Matt (my husband) met these ladies back at the University of Canberra where they were all studying a range of degrees. After a stint at residency on campus and other shared accommodation with various members of this group, the bond was formed, memories were made and a friendship of a lifetime was set in stone. It was like The University of Canberra’s unglamorous version of Sex and the City – including a (now) lawyer (also a Mayor), a journalist (she will count as the writer), someone who asked to be referenced as Samantha (I do question why) and for some diversity (as I am sure she would like to have mentioned) a lady of colour added to the mix. Then there is (as recently decided) a ‘Stanford’, my husband; not gay but as the Carrie of the group said – “he was the character that no one had a bad word to say about despite questionable fashion and music choices.” That sounded like a pretty accurate description to me; I have seen the photos (and videos for that matter).
Prior to first meeting these ladies I was nervous, I was intimidated, I was wary. Why are all his best friends female? Surely they will hate anyone who dates him? They will talk about me behind my back. They won’t like me.

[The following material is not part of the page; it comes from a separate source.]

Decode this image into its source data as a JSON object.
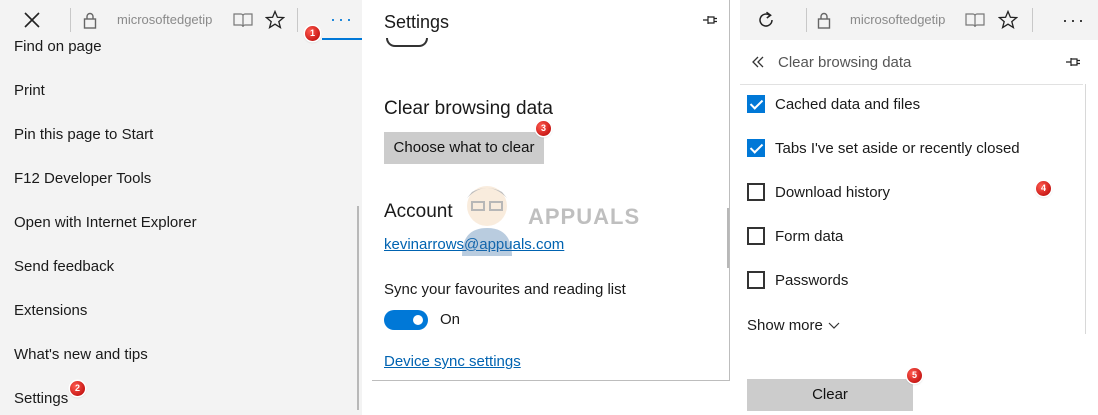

My experiences with an established group of girlfriends is that they aren’t usually very welcoming and inclusive to a fresh face. But I couldn’t have been more wrong. My anxiety melted away at rapid speed and rather than feeling like I was an outsider they welcomed me in, literally with open arms into their long solidified group and made me feel like I had always been a part of it.
I was given great insight into my boyfriend (now husband) and his questionable choices of the Uni days. I was fiercely defended if Matt tried to crack a joke at my expense, if he had perhaps indulged in one too many beverages on occasion, I wasn’t left alone, I was rescued and together we would judge drunk Stanford and his MJ dancing. And now as tie has gone on, together we coordinate and organise catch ups because we all know if it relied on him we would never be there.